Bolivian
Lowland Indians
Before Spanish intrusion,
the eastern lowlands were an area of extreme cultural and
linguistic diversity. The region was the terminus of several
major population movements. Tribes ran the gamut of
technology and social organization from nomadic hunters and
gatherers to sedentary agricultural chiefdoms. The largest
and best known of these groups, the Chiriguano, successfully
resisted a number of Inca military forays into their
territory. Considerable trade also occurred between the
chiefdoms in the Altiplano, Yungas, and valleys and these
tribes in the lowlands.
The Spanish sent periodic
expeditions through the area in search of the land of the
Great Tiger Lord (El Gran Paititi), whose wealth was rumored
to rival even that of the Inca. The indigenous population's
primary contact with Europeans, however, came through the
Jesuit missions of the seventeenth and eighteenth centuries.

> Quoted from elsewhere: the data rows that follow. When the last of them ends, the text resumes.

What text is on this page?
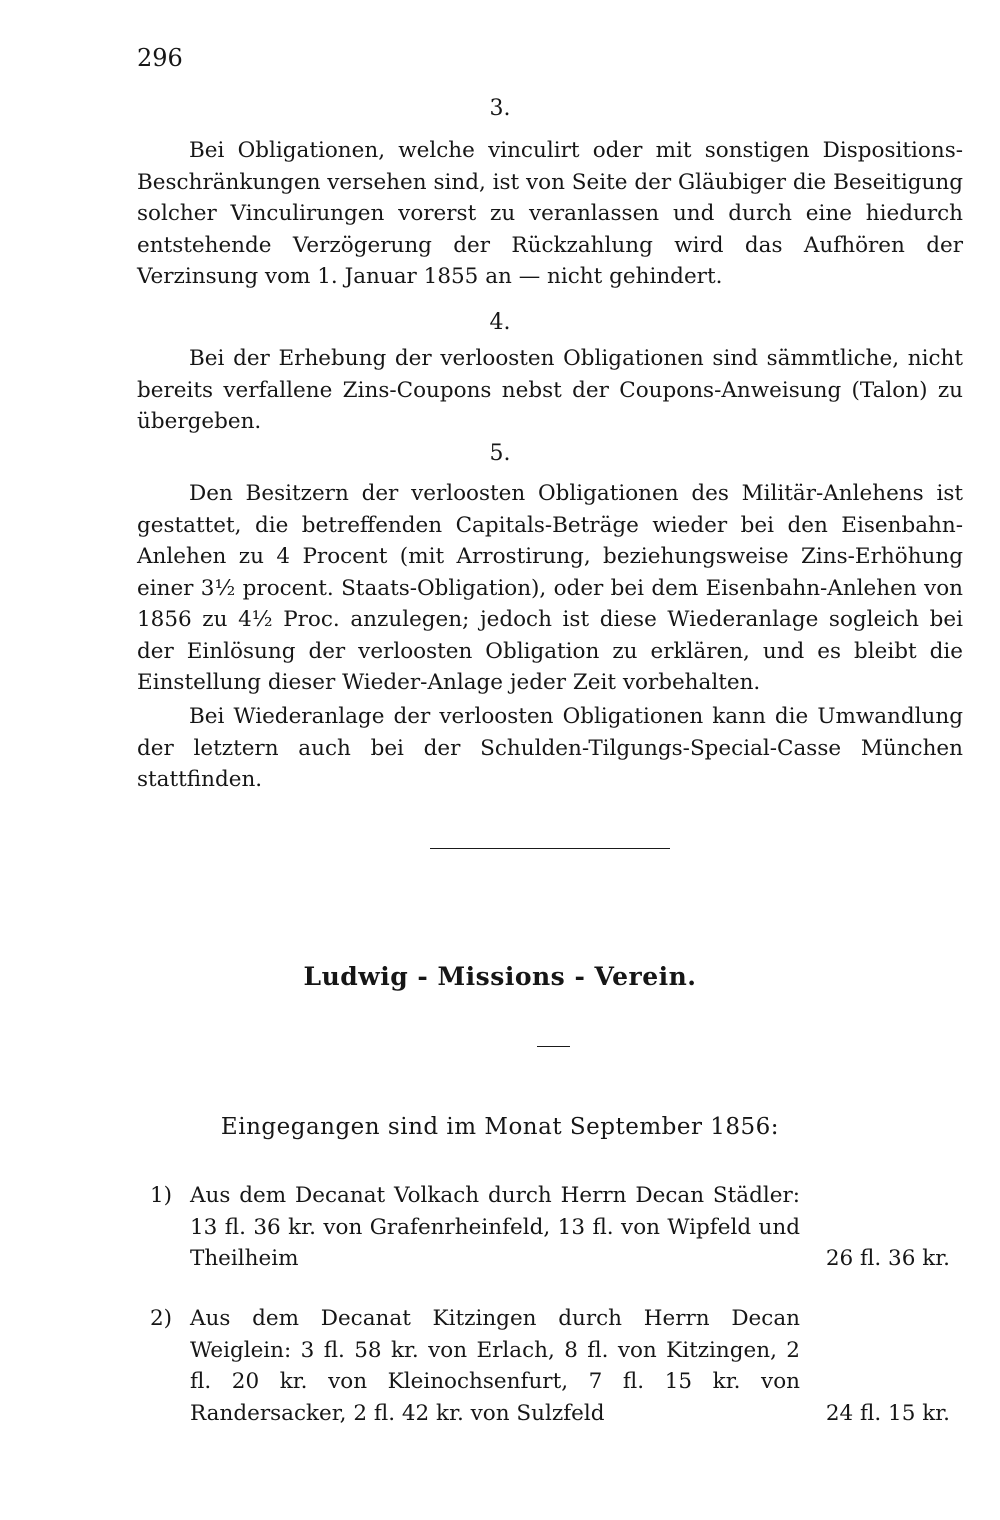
296
3.

Bei Obligationen, welche vinculirt oder mit sonstigen Dispositions-Beschränkungen versehen sind, ist von Seite der Gläubiger die Beseitigung solcher Vinculirungen vorerst zu veranlassen und durch eine hiedurch entstehende Verzögerung der Rückzahlung wird das Aufhören der Verzinsung vom 1. Januar 1855 an — nicht gehindert.

4.

Bei der Erhebung der verloosten Obligationen sind sämmtliche, nicht bereits verfallene Zins-Coupons nebst der Coupons-Anweisung (Talon) zu übergeben.

5.

Den Besitzern der verloosten Obligationen des Militär-Anlehens ist gestattet, die betreffenden Capitals-Beträge wieder bei den Eisenbahn-Anlehen zu 4 Procent (mit Arrostirung, beziehungsweise Zins-Erhöhung einer 3½ procent. Staats-Obligation), oder bei dem Eisenbahn-Anlehen von 1856 zu 4½ Proc. anzulegen; jedoch ist diese Wiederanlage sogleich bei der Einlösung der verloosten Obligation zu erklären, und es bleibt die Einstellung dieser Wieder-Anlage jeder Zeit vorbehalten.

Bei Wiederanlage der verloosten Obligationen kann die Umwandlung der letztern auch bei der Schulden-Tilgungs-Special-Casse München stattfinden.

Ludwig - Missions - Verein.
Eingegangen sind im Monat September 1856:
1) Aus dem Decanat Volkach durch Herrn Decan Städler: 13 fl. 36 kr. von Grafenrheinfeld, 13 fl. von Wipfeld und Theilheim	26 fl. 36 kr.
2) Aus dem Decanat Kitzingen durch Herrn Decan Weiglein: 3 fl. 58 kr. von Erlach, 8 fl. von Kitzingen, 2 fl. 20 kr. von Kleinochsenfurt, 7 fl. 15 kr. von Randersacker, 2 fl. 42 kr. von Sulzfeld	24 fl. 15 kr.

The mission territory remained off-limits to other Spaniards
until the Jesuits' expulsion from the New World in 1767,
thus sparing the Indians there the worst abuses of colonial
rule. Settlers then entered the region, bringing new
diseases and instituting a level of exploitation that ranged
from forced labor to outright slavery. Conditions reached
their nadir during the Rubber Boom in the early twentieth
century. Some Indians survived by fleeing to less accessible
areas of the tropical forest; others adopted the way of life
of the Oriente lower class.
Both the numbers and the
way of life of the lowland Indians continued to decline
through the 1980s. Rough estimates put the lowland Indian
population at perhaps 100,000 in the early 1980s. The main
ethnic groups or linguistic families were Pano, MatacoMac
'a, Uru-Chipaya, Quecha, Tacana, Arawak (Mojo),
Tupi-Guarani, Chiquitano and Aymara. These were divided into
nearly thirty subgroups ranging in size from 10 to 20,000
persons.
Bolivia lacked a coherent
national policy on Indian affairs. The criminal code made
some provision for defendants deemed "without
civilization" and therefore not criminally responsible
for their transgressions. The national government made only
sporadic attempts to protect the remaining Indians from
abuses or displacement by the growing numbers of settlers.
Missionaries, including the New Tribes Mission, the South
American Mission, and the Summer Institute of Linguistics,
actively proselytized among the tribes. Fundamentalist
groups were particularly interested in "untouched
tribes." Critics charged that the missionaries
undermined the indigenous way of life and left their
converts vulnerable to exploitation by others. Others
suggested that the missionaries at least protected their
charges from the worst abuses of whites and mestizos.